We see economic empowerment as an opportunity.  As shown, up-skilling borrowers creates better investment returns.  But there is so much more.  Just as symbiosis creates win-wins in nature,  our programmes create win-wins for participants. Transferring business skills to others provides amazing skills development opportunities for coaches too.  The steady march of technology is putting a premium on people skills. As forward thinking companies seek coaching skills in their leaders, our programmes can develop them.
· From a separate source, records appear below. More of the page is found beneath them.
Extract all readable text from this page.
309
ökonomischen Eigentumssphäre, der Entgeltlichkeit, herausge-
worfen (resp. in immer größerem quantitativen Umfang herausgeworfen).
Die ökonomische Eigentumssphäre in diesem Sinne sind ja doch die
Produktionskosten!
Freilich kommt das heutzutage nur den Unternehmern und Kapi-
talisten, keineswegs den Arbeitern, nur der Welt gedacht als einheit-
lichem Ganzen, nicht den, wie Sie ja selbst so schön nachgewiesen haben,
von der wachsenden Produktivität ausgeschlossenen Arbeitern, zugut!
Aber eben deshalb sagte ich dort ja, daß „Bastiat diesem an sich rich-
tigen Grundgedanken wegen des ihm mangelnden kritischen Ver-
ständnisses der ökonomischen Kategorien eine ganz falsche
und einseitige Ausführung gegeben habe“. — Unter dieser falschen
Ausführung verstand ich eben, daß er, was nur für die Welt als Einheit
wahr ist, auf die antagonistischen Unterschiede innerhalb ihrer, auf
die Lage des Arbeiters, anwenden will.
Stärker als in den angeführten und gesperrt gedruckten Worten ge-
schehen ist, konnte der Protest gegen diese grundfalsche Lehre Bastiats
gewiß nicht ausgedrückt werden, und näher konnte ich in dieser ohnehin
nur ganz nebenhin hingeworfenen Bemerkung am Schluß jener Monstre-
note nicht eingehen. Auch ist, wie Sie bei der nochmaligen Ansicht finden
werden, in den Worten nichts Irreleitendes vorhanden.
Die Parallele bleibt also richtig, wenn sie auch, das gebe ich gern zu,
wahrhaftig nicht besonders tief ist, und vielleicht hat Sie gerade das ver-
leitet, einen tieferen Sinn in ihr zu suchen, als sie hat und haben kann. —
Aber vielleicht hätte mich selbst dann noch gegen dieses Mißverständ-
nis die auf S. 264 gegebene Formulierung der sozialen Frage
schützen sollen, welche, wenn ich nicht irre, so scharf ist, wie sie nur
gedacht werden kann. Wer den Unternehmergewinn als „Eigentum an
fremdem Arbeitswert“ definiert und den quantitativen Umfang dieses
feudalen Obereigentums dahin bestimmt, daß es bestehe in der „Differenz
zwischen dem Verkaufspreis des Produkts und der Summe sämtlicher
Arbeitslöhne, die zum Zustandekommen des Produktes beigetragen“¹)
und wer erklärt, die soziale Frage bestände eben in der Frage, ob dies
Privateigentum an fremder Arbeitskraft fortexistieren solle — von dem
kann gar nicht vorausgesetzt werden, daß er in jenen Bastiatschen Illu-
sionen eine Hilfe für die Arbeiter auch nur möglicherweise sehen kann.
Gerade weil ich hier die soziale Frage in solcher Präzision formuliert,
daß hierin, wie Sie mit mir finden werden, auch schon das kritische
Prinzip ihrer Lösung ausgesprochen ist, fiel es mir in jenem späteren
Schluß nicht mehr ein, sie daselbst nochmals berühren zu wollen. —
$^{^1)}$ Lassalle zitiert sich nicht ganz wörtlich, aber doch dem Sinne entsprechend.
Economic empowerment through sharing corporate skills is not just socially responsible, there is also a compelling business case.  Opportunities to develop people and influencing skills in a business context that is also a safe learning environment are rare.  The benefits of learning how to influence highly diverse people to achieve far greater business performance are highly relevant.

Our business consultants gain people skills through working with their socially excluded clients.  Together they collaborate to solve problems in exactly the right context.  And finding that growth context is a key enabler to lead innovation projects in their work places and inspire their teams to higher performance.

Group coaching enhances the benefits for everyone.  Our consultants become better coaches, by learning from each other as well as the experienced programme director.  This in turn empowers clients to achieve new heights of performance.  Greater CSR wins through higher impact provides a better experience for participants leading to more engagement with the sponsoring company.

So it is a win all round.

Economic empowerment is financially sustainable

As if there were not already enough benefits, here is one more.  Most economic empowerment programmes that tackle developing country poverty or help find work for ex offenders are run by charities.  Very few are delivered through a sustainable and scalable business model.  We ask our sponsors to contribute less to our programmes than they would spend on classroom based learning.  Yet our participants experience so much more that contributes to their development as people.

Have a look at what this example from Malawi shows us about digital marketing

or discover at first hand how to unlock motivation

So by delivering better value to corporate sponsors, our programmes become self funding.  There is no need to proffer the begging bowl or tug on emotional heart strings.  We particularly like this because too many charities paint a picture of misery and despair to raise money.  Our experience is the opposite.  The energy and resourcefulness of our clients is truly inspirational. And because we deliver our programmes through digital channels, (Skype and email), our participants suffer very little disruption to their working day.  

So they can literally change the world and themselves in just one hour a week.